10 thoughts on “COMFORT—IT HOVERS BETWEEN YES and NO!

  1. I read yesterday that 80% of the “go back to normal” social media posts are from bots. 75% of those polled support a gradual and science-based recovery. That’s good news.

    • Yes, I agree. Our computer age can help us and work against us also. Thanks for reading, Beth

  2. I moved right after the lock down was in place. I was leaving an apartment so no prospective buyers but I had to sell many of my possessions so people were coming in and out. Plus, the apartment alone has many people opening doors, putting things in the dumpster, touching banisters. Now that I’m in a house, it’s not so bad but there are still people, kids, and grandkids of the lady I’m rooming with over all the time. We’ll get through this but sometimes I get so angry with people who think it’s okay to go back to normal when it’s not.

    • Rebecca, you are a hero as far as I am concerned. You took on a lot at a difficult time. I do hope we see normal sooner than later, but I fear it will be later. Beth

  3. Oddly enough, I think fear is what is driving people to protest wearing masks and being locked down. If they scream loud enough, it won’t be real somehow. I’ve not had any comments on my masks yet, but I’m totally prepared. I’ll just tell them I’m trying not to share what I have.
    Which is nothing, but they don’t know that…

    • Yes, perfect response. And fear is a big factor. And dis-information only increases fear.

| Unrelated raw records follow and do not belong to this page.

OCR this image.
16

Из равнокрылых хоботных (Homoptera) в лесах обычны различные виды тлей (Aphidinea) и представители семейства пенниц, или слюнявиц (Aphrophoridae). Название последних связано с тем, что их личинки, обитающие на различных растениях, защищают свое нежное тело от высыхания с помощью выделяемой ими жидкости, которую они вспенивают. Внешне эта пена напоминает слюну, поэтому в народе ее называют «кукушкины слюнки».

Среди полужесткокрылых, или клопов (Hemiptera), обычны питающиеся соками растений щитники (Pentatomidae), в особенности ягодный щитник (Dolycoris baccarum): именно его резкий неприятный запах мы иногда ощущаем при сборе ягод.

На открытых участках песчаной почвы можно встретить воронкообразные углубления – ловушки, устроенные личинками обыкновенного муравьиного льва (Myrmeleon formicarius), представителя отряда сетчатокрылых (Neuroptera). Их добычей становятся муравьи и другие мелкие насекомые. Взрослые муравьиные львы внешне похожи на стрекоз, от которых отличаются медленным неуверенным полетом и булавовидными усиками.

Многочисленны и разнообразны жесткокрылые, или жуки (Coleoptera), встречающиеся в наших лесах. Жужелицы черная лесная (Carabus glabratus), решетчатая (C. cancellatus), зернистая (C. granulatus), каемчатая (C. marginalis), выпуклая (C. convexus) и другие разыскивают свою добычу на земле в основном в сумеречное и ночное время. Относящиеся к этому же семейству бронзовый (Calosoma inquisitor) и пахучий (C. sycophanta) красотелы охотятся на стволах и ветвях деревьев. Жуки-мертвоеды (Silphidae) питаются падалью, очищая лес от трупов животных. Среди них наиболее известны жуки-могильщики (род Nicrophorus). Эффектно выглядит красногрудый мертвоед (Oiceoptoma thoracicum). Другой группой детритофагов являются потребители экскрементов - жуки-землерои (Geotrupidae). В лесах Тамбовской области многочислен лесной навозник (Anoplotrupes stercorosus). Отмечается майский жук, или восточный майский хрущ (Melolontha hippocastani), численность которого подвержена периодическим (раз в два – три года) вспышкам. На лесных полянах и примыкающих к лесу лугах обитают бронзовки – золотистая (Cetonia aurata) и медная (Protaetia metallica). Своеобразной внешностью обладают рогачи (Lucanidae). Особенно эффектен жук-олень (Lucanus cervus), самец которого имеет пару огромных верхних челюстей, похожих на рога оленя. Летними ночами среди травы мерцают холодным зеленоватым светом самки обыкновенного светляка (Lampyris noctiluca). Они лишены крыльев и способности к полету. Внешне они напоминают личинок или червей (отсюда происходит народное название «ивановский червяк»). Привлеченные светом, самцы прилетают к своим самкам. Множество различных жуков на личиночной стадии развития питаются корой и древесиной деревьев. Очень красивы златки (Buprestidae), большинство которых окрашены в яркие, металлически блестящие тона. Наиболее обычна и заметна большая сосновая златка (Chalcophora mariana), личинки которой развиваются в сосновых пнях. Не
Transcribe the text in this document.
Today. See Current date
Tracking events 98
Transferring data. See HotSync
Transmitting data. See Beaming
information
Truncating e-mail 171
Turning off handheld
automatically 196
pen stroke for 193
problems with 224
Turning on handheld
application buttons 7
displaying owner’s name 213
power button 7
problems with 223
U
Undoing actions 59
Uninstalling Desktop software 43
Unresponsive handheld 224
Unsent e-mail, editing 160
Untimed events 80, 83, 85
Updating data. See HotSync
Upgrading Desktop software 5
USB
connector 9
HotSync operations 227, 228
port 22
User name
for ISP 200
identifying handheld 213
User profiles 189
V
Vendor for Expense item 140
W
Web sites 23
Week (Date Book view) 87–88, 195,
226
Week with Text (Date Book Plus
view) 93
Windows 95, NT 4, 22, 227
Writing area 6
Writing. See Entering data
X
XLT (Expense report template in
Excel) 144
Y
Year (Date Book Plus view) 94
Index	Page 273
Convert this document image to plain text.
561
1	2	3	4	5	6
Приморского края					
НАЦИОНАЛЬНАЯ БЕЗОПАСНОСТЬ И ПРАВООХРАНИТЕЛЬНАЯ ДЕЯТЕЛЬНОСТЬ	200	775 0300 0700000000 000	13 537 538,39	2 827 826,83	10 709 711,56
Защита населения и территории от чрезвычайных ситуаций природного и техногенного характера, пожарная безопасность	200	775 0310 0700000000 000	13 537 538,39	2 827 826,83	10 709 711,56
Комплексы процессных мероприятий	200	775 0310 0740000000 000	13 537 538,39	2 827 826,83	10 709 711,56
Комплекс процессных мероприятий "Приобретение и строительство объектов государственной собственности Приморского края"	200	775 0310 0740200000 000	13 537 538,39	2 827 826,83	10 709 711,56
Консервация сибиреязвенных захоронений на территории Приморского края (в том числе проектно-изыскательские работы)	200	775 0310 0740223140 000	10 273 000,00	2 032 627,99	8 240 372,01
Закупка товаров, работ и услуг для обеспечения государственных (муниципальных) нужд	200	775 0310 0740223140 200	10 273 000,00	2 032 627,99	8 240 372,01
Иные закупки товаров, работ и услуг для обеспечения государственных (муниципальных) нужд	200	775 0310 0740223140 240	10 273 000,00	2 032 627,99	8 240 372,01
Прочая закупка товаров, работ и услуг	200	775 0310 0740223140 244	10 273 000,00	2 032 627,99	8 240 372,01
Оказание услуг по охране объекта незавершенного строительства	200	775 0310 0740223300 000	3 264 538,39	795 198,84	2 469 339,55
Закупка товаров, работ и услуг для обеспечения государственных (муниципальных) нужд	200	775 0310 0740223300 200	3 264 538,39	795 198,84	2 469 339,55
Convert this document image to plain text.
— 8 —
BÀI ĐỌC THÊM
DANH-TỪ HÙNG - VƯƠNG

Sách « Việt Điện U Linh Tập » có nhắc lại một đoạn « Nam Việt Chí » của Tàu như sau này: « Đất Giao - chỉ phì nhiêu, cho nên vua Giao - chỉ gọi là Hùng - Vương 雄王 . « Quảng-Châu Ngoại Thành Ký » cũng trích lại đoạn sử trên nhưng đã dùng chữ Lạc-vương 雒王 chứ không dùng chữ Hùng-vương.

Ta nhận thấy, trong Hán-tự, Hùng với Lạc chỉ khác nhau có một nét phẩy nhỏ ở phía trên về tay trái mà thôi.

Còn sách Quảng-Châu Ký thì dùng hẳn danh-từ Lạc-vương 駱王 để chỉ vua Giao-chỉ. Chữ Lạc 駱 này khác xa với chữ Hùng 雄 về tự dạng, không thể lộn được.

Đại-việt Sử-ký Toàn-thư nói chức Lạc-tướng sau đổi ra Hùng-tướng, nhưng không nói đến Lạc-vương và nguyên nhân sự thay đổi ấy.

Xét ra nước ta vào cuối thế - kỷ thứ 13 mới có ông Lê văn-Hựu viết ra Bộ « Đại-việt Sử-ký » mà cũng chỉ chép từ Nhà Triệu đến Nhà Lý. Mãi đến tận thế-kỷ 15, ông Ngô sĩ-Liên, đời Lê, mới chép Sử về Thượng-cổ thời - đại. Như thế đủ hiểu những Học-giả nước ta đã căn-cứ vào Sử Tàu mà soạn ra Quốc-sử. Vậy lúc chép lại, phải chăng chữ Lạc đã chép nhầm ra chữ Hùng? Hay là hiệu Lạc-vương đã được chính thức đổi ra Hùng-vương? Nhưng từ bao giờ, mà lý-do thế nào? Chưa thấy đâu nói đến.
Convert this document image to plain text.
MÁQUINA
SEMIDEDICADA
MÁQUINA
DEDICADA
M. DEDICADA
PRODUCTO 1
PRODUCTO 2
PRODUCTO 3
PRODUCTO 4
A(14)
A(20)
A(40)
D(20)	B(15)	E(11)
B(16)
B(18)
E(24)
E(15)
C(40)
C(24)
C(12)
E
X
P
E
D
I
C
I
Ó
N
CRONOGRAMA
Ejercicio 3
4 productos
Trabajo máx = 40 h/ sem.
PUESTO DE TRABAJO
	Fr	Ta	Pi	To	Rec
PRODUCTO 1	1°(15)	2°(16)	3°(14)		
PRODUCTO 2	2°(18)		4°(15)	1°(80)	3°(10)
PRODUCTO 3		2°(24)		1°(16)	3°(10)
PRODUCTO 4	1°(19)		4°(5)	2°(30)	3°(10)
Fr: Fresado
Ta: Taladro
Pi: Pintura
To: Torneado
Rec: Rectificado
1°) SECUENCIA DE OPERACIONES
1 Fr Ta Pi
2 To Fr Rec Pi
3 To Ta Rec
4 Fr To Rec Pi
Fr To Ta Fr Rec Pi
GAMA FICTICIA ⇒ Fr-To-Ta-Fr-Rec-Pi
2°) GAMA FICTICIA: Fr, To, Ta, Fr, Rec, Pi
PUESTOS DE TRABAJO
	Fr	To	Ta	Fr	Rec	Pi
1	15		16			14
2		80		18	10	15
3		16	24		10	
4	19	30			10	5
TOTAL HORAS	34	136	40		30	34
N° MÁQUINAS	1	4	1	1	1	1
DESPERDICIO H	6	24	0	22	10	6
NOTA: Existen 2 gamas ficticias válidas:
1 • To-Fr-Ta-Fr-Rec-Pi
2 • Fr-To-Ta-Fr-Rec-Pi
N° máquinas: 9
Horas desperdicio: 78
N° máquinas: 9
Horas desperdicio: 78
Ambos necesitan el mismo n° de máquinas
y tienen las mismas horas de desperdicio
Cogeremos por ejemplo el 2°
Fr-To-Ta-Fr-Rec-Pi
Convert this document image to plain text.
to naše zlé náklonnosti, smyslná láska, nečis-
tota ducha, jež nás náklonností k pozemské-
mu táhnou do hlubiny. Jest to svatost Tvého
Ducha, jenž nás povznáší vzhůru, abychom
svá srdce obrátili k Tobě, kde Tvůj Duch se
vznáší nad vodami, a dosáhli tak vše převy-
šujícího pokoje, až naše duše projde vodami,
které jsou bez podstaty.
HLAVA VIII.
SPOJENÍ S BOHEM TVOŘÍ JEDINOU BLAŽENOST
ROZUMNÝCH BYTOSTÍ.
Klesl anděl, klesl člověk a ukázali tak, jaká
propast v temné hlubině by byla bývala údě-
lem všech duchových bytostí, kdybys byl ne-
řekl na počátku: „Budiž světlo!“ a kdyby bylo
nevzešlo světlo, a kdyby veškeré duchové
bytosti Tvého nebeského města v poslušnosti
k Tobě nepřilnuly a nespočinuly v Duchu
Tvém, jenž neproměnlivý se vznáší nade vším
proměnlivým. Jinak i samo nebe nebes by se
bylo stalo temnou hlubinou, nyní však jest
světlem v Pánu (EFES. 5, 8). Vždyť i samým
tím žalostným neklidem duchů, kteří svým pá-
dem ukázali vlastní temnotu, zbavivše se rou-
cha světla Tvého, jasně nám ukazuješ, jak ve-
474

  4. Yikes–I can’t imagine showing my home these days! It is tiring to weigh the risk/benefit of all that we have to consider these days. Thanks for presenting a chunk of it so clearly and carefully.

    • It’s been hard, really hard. And now my back is all tensed up. Logical reaction. But we will get through this. Thanks for being their, My Friend Beth

  5. I can’t begin to express my anger over our president mocking mask-wearing as “politically correct.” I loved everything you wrote here. What a crazy time.